M. Christophe Naegelen, député, rapporteur pour l'Assemblée nationale. - Le consentement préalable ne résoudrait en rien la question de la fraude. Il faut, au contraire, une démarche de responsabilisation des opérateurs pour contrôler les entreprises qui démarchent de manière illégale. Je reconnais la dette que je dois aux travaux du Sénat : j'avais déposé une première proposition de loi inspirée des travaux de l'ex-sénateur Jacques Mézard, qui ont ensuite été repris par le M. le député Pierre Cordier. J'ai déposé, six mois plus tard, une seconde proposition de loi remplaçant le consentement préalable par l'opposition expresse. À M. Julien Dive, je souhaite répondre que le démarchage téléphonique n'est pas l'unique manière pour une entreprise de se faire connaître. Enfin, à Mme Delphine Batho, qui fait remarquer qu'une interdiction du démarchage existe pour les SMS et les courriels, je répondrais que ces interdictions ne nous empêchent pas de recevoir des messages frauduleux, ou « spam ».

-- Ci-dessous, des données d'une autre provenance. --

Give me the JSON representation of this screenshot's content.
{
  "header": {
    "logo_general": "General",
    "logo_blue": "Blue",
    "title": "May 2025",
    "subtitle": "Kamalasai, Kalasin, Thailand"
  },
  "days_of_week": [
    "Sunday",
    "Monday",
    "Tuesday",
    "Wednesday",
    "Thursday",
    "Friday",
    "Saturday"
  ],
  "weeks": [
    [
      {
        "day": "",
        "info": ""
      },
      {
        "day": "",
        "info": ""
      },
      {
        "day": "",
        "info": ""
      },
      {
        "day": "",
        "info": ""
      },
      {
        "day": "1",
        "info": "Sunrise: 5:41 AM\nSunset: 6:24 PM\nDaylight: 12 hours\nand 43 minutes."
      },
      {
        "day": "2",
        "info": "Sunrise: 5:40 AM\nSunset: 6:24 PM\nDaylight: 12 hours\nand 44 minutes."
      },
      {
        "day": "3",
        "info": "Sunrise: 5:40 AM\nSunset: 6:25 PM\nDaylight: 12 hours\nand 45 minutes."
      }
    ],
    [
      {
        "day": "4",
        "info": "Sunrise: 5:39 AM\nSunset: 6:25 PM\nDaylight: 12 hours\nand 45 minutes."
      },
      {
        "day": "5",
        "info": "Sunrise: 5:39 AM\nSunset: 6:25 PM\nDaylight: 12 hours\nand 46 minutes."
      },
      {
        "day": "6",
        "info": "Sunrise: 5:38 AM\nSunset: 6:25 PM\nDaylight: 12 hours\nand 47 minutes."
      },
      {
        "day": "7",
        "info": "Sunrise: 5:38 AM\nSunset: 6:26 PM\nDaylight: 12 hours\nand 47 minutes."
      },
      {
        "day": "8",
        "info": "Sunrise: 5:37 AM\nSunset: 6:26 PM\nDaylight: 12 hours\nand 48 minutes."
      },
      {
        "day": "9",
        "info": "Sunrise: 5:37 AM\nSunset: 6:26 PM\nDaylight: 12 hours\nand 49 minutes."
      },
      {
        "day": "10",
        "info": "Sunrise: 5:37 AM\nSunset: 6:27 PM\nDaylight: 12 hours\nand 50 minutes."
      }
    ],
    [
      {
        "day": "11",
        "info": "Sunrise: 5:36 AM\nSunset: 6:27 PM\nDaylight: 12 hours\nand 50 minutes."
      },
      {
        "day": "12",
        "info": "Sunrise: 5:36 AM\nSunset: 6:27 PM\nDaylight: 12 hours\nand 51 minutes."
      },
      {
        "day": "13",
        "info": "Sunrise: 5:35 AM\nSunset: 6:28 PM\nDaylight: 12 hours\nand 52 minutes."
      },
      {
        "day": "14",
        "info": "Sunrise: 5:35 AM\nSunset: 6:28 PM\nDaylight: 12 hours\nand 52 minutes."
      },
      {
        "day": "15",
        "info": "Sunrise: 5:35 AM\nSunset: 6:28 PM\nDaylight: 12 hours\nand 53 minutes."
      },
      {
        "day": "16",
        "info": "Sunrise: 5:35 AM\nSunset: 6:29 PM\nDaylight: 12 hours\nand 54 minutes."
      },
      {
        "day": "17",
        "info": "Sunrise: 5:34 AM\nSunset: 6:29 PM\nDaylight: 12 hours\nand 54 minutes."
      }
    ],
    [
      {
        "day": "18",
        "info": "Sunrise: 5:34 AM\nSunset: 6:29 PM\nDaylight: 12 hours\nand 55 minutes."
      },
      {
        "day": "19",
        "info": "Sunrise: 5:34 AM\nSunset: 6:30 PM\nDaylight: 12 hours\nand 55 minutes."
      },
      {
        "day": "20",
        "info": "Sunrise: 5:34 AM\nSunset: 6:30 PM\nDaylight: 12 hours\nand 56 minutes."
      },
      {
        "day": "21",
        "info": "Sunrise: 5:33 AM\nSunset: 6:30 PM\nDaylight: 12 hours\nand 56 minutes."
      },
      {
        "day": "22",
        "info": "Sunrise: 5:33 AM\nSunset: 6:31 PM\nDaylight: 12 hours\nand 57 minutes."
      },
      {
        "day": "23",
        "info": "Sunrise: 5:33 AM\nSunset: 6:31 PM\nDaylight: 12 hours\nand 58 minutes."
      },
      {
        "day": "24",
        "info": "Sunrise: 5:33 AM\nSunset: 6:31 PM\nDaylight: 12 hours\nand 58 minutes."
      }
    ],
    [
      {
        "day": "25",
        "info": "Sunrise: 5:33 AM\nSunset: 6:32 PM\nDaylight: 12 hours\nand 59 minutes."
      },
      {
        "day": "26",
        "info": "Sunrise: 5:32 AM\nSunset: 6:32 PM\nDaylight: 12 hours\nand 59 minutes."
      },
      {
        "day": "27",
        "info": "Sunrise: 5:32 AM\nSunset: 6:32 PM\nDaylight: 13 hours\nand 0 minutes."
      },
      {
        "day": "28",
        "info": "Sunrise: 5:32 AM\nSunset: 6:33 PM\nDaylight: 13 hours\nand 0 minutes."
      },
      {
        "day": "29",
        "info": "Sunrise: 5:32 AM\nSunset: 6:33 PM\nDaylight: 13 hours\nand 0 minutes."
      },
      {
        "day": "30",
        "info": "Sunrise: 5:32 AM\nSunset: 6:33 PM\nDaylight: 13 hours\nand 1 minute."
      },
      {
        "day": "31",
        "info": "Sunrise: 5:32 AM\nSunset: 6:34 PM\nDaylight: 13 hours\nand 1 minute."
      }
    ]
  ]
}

M. Ronan Dantec, sénateur. - Quoique je partage les propos de M. Jean-Pierre Sueur et de Mme Delphine Batho, il est important que la CMP aboutisse. Il y a urgence, notamment sur le volet du démarchage au titre des travaux de rénovation énergétique des bâtiments. Le marché de l'isolation à un euro déstabilise toute la stratégie française de réhabilitation du parc de logements. Or nous n'avons pas le temps d'élaborer une autre stratégie fondée sur la labellisation des travaux. Il nous faut donc casser l'isolation à un euro, sans quoi c'est toute la filière qui sera en danger. L'entrepreneur local ne sera pas négativement affecté par cette interdiction : il continuera de faire physiquement le tour du quartier en déposant des prospectus dans les boîtes aux lettres.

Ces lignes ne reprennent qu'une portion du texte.